Beyond the Khareef Season
Salalah is worth visiting year-round, though the character of the city shifts dramatically outside the monsoon season. From October through May, the hills are dry and the landscape takes on a different, more austere beauty. The beaches are flat-calm and excellent for swimming. The frankincense souq is active year-round. Al Baleed is peaceful and uncrowded.
The connection between Salalah’s history and the frankincense trade that shaped the entire Dhofar region is one of the most fascinating stories in Arabian history — a story visible in the ruins at Al Baleed, in the resin still being harvested from mountain trees today, and in the incense smoke that curls from burners across the city every evening regardless of the season.
The Food Culture of Khareef Season
The seasonal food market that operates during khareef is one of the most distinctive aspects of the Salalah experience. Fresh tropical fruit — mangoes, papayas, bananas, coconuts — arrives from Dhofar’s farms and from across the region in quantities that are simply not available at other times of year. Coconut water, sold straight from the nut at market stalls along the corniche, becomes the unofficial drink of the khareef season.
The Omani and East African culinary influences in Salalah’s restaurants produce food that is notably different from the cuisine of Muscat and the north. Zanzibar-style rice dishes, marinated grilled fish from the Dhofar coast, and the particularly rich Dhofari honey — harvested from mountain hives and considered among the finest in the Arabian Peninsula — are all worth seeking out. The honey, in particular, makes an exceptional souvenir and can be bought directly from producers at the mountain market above Wadi Darbat.
What Omanis Know That Visitors Are Just Discovering
There is a particular pleasure in visiting a destination that local people love for local reasons. The khareef brings Omani families from across the country not because it has been packaged and marketed to them, but because the green hills, the cool air, and the abundance of the season are genuinely wonderful — a seasonal gift from a climate that for most of the year offers heat and aridity.

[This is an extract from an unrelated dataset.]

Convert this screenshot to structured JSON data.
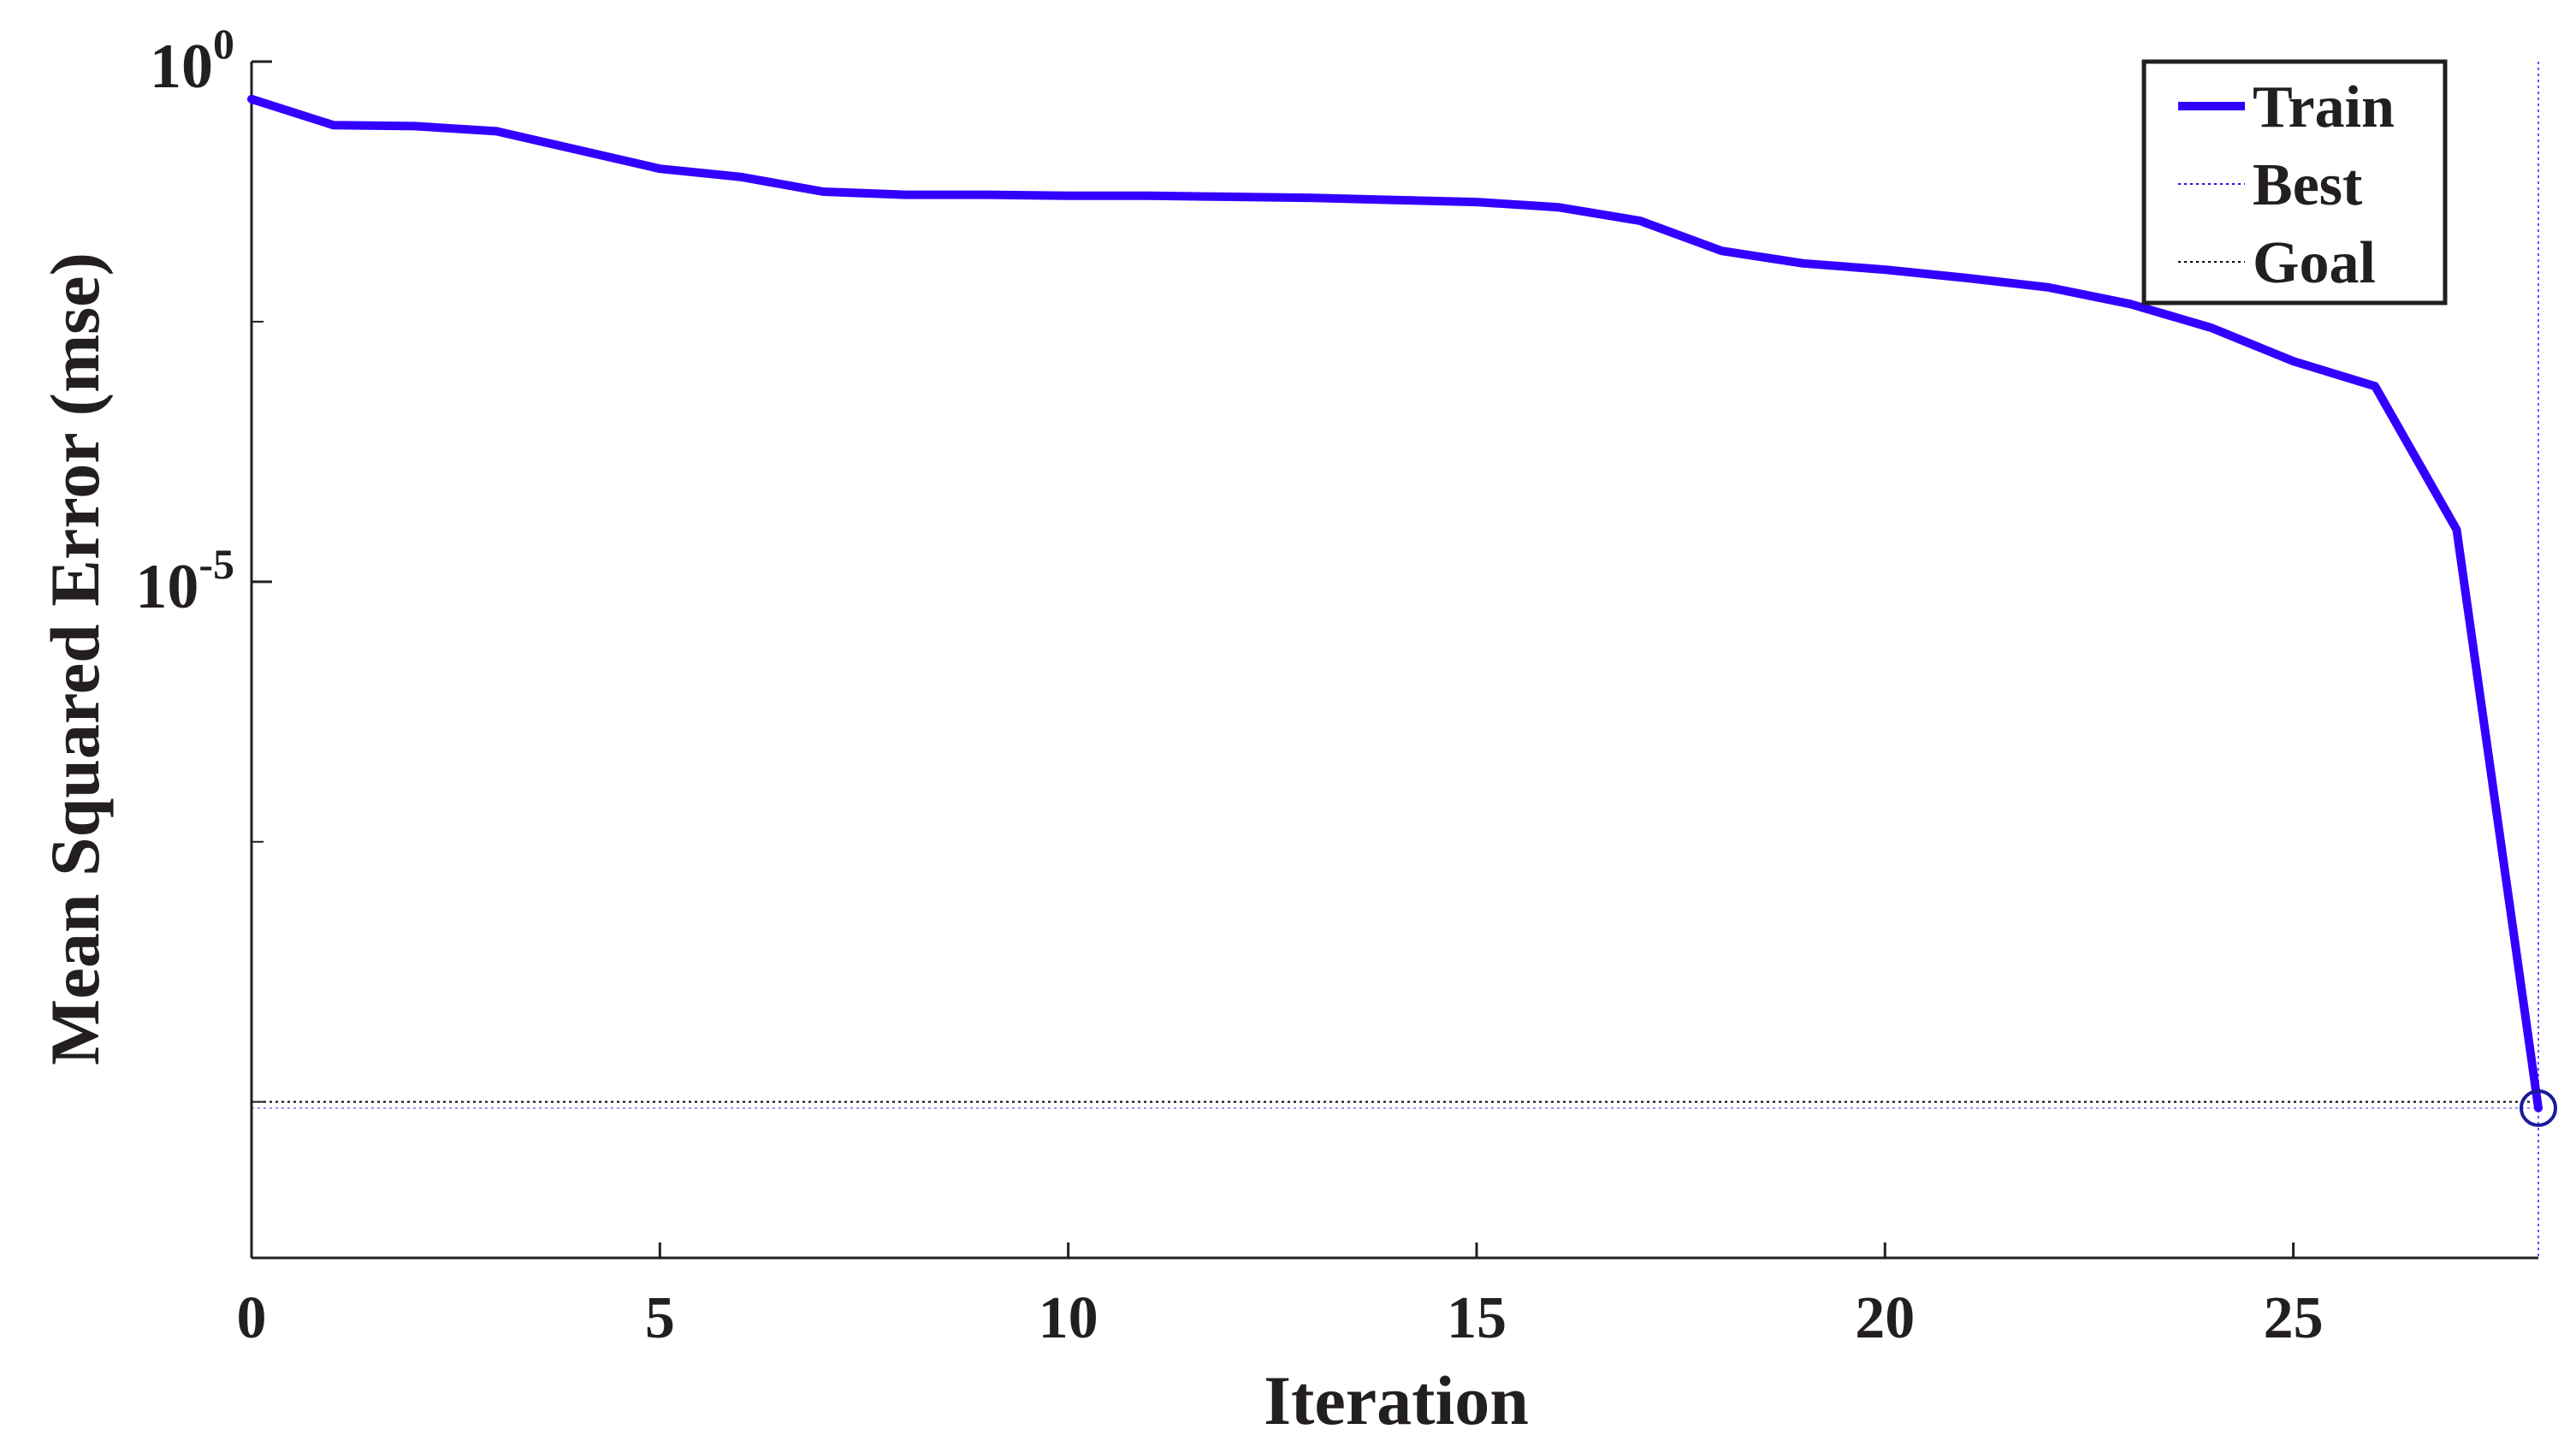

Joining that domestic celebration, eating in the same family restaurants, walking the same beach paths, and sitting on the same mist-covered hillsides as Omani holidaymakers is an immersive cultural experience that few formal tourism offerings can replicate.
The Wahiba Sands and Muscat will be there in October. Salalah in July and August offers something entirely different, and fleeting: a seasonal transformation that lasts only weeks before the mountains return to their dry, sunlit character. If your travel dates coincide with it, go.
A Final Word
Most Gulf travellers think of the region as hot, dry, and desert. The khareef in Salalah is a radical departure from that expectation — a cool, green, misty season that feels borrowed from a different climate zone entirely. It is the Gulf’s best-kept seasonal secret, beloved by Omanis and still largely undiscovered by the international tourists who do not yet know to look south.
If you visit Oman in summer and are prepared to fly south, Salalah will give you something you were not expecting: one of the most beautiful green seasons in Arabia.